Honestly, I prayed she would die while I was there. As she fidgeted in her gown, I could tell she was suffering—could feel that she was angry that the fight was over and that it wasn’t; that she had been forced to give up but the pain was being dragged out like some sort of cruel reward for having made it this far. Selfishly, I wanted her to stay, but I knew there was no coming back now, so I also needed her to go. For this to end. And I wanted to be the one holding her when it did.
As I write this, I’m still waiting for the call that her organs finally shut down and, in that truly metaphysical way, she can breathe again—somewhere better with my grandparents by her side.
And even though she’s not yet gone, the grieving process has been ongoing in parallel with her dying. Like her, I’m angry. I’m angry this happened to her. I’m angry that it was so painful for her. I’m angry that I didn’t get more time with her because I was a child used as a bargaining chip in a war between adults and because, as an adult myself, I simply failed to make the effort I should have.
In February, I cancelled a trip I had planned to fly down from New York with my babies to see her. I was exhausted and the thought of getting on a plane with two under three and a dog shortly after contracting norovirus was nauseating. Even knowing there was a possibility we could have infected her weakened system with that vile plague, I’m still sure that I’ll regret that decision forever along with every time I failed to make the drive north from my parent’s place in Sunny Isles to hers near Boca. I am mourning time lost in the past and time I could have had with her in the future. Leaving her bedside while she continued to breathe and maintain her wherewithal was one of the hardest things I have ever had to do.

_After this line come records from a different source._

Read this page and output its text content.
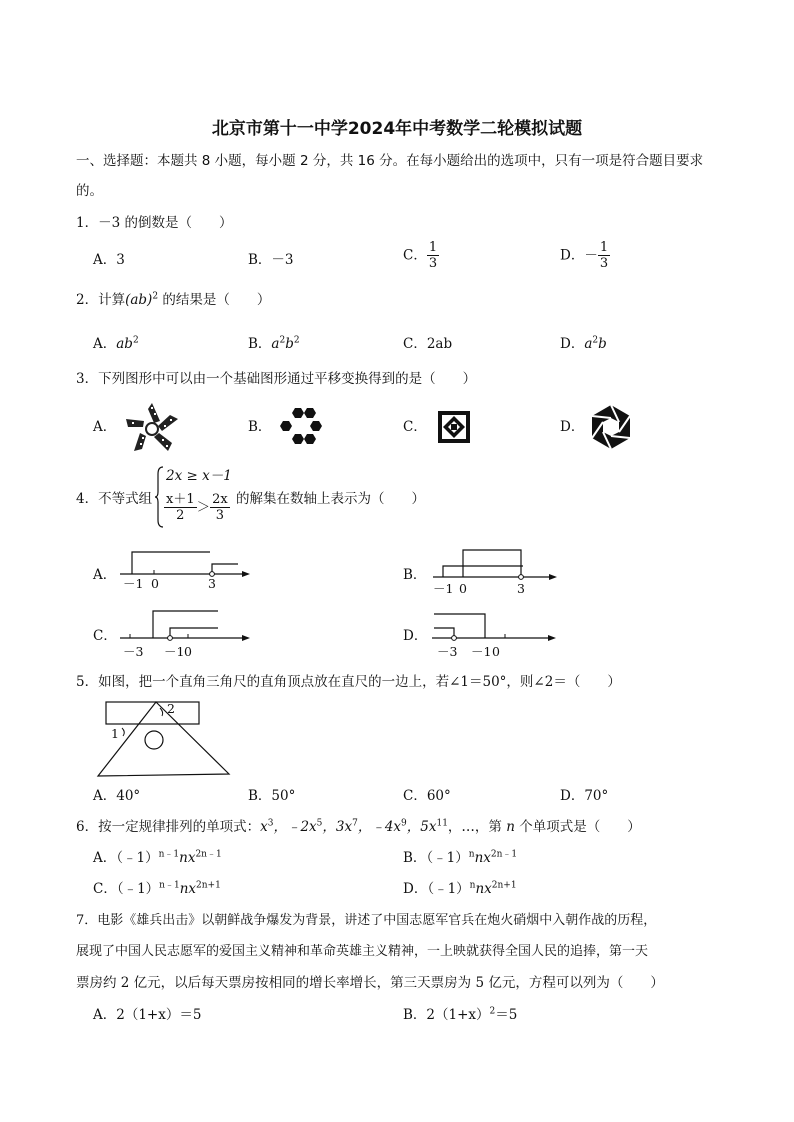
北京市第十一中学2024年中考数学二轮模拟试题
一、选择题：本题共 8 小题，每小题 2 分，共 16 分。在每小题给出的选项中，只有一项是符合题目要求
的。
1．－3 的倒数是（　　）
A．3	B．－3	C． $\frac{1}{3}$	D．－ $\frac{1}{3}$
2．计算(ab)$^2$ 的结果是（　　）
A．$ab^2$	B．$a^2b^2$	C．2ab	D．$a^2b$
3．下列图形中可以由一个基础图形通过平移变换得到的是（　　）
A．	B．	C．	D．
4．不等式组
2x ≥ x－1
$\frac{x+1}{2} > \frac{2x}{3}$ 的解集在数轴上表示为（　　）
A．	B．
C．	D．
－1 0	3	－1 0	3
－3 －1 0	－3 －1 0
5．如图，把一个直角三角尺的直角顶点放在直尺的一边上，若∠1＝50°，则∠2＝（　　）
2
1
A．40°	B．50°	C．60°	D．70°
6．按一定规律排列的单项式：$x^3$，$﹣2x^5$，$3x^7$，$﹣4x^9$，$5x^{11}$，…，第 n 个单项式是（　　）
A．$(﹣1)^{n﹣1}nx^{2n﹣1}$	B．$(﹣1)^nnx^{2n﹣1}$
C．$(﹣1)^{n﹣1}nx^{2n+1}$	D．$(﹣1)^nnx^{2n+1}$
7．电影《雄兵出击》以朝鲜战争爆发为背景，讲述了中国志愿军官兵在炮火硝烟中入朝作战的历程，
展现了中国人民志愿军的爱国主义精神和革命英雄主义精神，一上映就获得全国人民的追捧，第一天
票房约 2 亿元，以后每天票房按相同的增长率增长，第三天票房为 5 亿元，方程可以列为（　　）
A．2（1+x）＝5	B．$2(1+x)^2=5$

Up until I received that text from my dad, I neither knew nor, I think, wanted to know, how sick she was. When I spoke to her two weeks prior to her hospice entry, the night before I left for Japan, she was in the hospital but sounded like herself: optimistic, laughing, smart. There was no mention of being out of treatment options or that someone had clicked fast-forward on the timeline truncating what I thought was years to days of her life.
I keep asking myself, “How?” I simply can’t wrap my head around how someone can transform from a seemingly normal version of their vibrant 70-year-old self into a skeletal shell of a being in a matter of days. How?
Most of the time, I’m angry because it’s less painful than the utterly desperate grief that has taken over my body—a cancer of its own sort, destined to plague the living. But, at times, I can’t help but let the sadness break through. I’m not only mourning the loss of someone I love wholly and deeply—whose laugh, wisdom and unwavering affection for me I will feel a void without in perpetuity—but I’m also mourning the fact that with her passing, I am losing what feels like the last remaining piece of my grandmother.
Despite my dad’s technical, genetic relationship with them both, for some inexplicable reason, he doesn’t quite feel like them. Somehow, my grandma and Aunt E always felt like a packaged deal, whether they liked it or not.
Of course, the imminent passing of my aunt also has me contemplating the deaths of my parents and in-laws. What lessons should I learn from this to avoid the should have, could have, would haves? How long will these lessons stay fresh enough in my mind so that I don’t start to ignore them and lean into habits I know I will later regret.
There are times where I feel ok. I tickle my daughter or kick a soccer ball to my son and I forget that she’s neither here with us nor somewhere watching over us as she told me she would be. My aunt is somewhere between life and death and I’m waiting with her: suspended between grief and mourning.